[fpc-pascal] Reading AM2302 temp/humid sensor on RaspberryPi?

R0b0t1 r030t1 at gmail.com
Fri Aug 24 01:36:36 CEST 2018


On Thu, Aug 23, 2018 at 6:28 AM, Mark Morgan Lloyd
<markMLl.fpc-pascal at telemetry.co.uk> wrote:
> On 23/08/18 10:00, Martin Schreiber wrote:
>>
>> On Thursday 23 August 2018 11:11:34 Bo Berglund wrote:> On Thu, 23 Aug
>> 2018 09:00:07 +0200, Bo Berglund>> <bo.berglund at gmail.com> wrote:> >I will
>> need a higher resolution GetTickCount for this...>> Is there in fact a way
>> (on Linux - Raspbian) to get a tickcount with> higher resolution than 1 ms?
>
>
> On a mid-00s server I'm using clock_gettime(CLOCK_REALTIME which is
> apparently better than 1uSec, but from previously looking at older PCs and
> (I think) RPi3 your mileage may vary enormously. AIUI there's been a lot of
> issues over the years with different cores not having their counters in
> step, with counter frequency following dynamic clocks rather than being
> fixed and so on.
>

There is clock_getres(2) to test this. The problems you're talking
about do exist but have mostly been hidden behind the clock_gettime
interface, or, on Windows, QueryPerformanceCounter.

> The AM2302 datasheet suggests that it's a device to be avoided assiduously.
>

It's definitely not the best protocol. It's not even communication
line powered, so I don't see the point of the strange implementation.

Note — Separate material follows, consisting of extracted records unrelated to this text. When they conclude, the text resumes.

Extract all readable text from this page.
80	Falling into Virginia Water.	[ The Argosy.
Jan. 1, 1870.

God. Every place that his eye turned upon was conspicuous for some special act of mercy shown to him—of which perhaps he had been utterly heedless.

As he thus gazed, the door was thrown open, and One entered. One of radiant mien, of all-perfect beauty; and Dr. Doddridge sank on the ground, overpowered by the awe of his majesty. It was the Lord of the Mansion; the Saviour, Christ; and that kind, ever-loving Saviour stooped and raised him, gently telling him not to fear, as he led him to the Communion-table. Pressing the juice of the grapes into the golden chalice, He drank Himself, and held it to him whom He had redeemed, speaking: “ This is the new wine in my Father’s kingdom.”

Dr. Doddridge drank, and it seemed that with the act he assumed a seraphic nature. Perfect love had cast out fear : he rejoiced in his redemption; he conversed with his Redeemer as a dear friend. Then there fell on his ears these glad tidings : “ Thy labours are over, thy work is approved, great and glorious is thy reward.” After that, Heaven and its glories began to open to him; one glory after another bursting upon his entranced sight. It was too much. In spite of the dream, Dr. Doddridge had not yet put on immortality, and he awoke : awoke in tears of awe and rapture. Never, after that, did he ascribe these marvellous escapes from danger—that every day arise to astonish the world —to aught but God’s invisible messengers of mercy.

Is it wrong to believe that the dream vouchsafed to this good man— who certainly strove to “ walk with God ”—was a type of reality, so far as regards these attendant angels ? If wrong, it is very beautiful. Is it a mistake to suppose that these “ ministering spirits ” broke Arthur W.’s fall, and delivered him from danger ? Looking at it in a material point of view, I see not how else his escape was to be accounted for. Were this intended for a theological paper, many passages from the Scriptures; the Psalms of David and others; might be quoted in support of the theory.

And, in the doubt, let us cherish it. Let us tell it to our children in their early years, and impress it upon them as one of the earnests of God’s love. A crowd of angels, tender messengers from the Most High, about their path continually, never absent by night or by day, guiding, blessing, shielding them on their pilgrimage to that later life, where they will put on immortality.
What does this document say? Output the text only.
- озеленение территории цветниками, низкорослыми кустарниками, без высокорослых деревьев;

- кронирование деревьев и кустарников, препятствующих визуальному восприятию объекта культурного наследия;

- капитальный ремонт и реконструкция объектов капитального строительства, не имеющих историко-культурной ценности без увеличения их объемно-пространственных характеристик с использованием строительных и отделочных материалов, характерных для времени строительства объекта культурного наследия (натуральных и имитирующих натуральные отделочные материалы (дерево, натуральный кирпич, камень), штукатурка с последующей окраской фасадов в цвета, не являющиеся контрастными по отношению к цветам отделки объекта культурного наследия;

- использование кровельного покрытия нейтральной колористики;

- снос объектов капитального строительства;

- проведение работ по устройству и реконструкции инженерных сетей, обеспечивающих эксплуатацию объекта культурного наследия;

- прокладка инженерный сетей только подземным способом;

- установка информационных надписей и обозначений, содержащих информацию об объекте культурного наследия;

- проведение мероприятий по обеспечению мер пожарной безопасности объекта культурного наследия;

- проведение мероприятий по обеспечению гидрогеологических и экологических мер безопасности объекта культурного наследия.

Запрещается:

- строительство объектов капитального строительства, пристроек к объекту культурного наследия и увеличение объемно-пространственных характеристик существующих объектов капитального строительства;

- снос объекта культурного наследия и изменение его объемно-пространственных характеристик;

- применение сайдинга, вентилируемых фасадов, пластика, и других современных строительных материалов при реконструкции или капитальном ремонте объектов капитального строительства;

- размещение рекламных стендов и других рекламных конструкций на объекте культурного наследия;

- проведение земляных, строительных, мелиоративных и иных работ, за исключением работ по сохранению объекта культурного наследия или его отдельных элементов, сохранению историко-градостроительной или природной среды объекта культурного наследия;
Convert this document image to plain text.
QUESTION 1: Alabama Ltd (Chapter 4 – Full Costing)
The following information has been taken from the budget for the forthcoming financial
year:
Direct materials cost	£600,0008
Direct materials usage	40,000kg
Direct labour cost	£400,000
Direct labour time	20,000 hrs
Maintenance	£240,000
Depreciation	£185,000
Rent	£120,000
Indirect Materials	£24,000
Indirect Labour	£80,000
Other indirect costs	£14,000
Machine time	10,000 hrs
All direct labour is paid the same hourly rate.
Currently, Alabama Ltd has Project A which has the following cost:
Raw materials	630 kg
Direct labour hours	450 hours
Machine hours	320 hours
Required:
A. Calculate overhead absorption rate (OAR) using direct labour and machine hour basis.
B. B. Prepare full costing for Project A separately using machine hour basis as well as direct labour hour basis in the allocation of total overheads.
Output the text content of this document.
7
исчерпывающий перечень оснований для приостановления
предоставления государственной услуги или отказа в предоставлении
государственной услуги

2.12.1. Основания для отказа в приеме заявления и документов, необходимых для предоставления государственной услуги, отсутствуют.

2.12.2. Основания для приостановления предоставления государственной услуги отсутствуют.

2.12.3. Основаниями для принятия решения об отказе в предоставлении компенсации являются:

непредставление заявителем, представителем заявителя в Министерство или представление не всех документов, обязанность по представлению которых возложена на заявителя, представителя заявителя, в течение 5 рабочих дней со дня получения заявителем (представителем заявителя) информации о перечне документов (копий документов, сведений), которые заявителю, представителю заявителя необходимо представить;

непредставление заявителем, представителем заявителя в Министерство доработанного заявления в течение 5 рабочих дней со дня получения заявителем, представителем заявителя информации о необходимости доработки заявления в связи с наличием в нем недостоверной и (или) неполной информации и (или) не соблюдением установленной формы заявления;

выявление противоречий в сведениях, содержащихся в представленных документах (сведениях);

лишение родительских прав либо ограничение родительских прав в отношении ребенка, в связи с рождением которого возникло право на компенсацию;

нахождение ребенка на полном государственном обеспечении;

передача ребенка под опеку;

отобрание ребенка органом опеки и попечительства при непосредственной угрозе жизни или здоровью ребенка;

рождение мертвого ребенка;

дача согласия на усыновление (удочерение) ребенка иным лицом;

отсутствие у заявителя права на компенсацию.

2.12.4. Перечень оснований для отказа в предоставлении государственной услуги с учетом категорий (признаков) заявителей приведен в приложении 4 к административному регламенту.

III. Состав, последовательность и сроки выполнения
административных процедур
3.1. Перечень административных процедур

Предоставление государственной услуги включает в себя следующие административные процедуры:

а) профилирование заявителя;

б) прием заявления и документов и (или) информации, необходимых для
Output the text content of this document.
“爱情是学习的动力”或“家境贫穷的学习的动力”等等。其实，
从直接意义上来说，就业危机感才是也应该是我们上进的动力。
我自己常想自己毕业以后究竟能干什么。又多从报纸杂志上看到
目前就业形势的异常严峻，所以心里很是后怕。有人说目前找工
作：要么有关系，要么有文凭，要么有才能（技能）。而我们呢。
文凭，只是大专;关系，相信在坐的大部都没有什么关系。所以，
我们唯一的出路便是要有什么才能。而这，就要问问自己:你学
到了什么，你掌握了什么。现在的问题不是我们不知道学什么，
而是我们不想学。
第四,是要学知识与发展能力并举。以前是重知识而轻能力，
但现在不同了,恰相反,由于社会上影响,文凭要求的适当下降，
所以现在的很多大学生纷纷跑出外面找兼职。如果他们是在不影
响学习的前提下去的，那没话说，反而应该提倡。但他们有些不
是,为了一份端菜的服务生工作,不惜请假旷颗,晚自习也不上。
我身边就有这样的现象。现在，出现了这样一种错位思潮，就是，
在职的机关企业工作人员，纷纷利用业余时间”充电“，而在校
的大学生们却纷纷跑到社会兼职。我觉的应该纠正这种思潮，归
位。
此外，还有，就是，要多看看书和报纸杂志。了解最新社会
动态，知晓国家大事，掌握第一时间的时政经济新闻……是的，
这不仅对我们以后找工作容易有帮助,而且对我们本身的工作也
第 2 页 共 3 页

On Thu, Aug 23, 2018 at 4:54 AM, Martin Schreiber <mse00000 at gmail.com> wrote:
> On Thursday 23 August 2018 11:11:34 Bo Berglund wrote:
>> I need us so I can time between two events (pulse rise and pulse fall)
>> which are 20 to 90 us apart...
>>
> I don't think that can be done reliably in user space.
>

I think it could, but the success of the program depends entirely on
what else is running. That could be avoided with scheduling settings
or running a "realtime" kernel.

I do think this could be done by beating the SPI peripheral over the
head, but just like the solution involving timers it may not be easy
to implement as you need to slide your code in to Linux.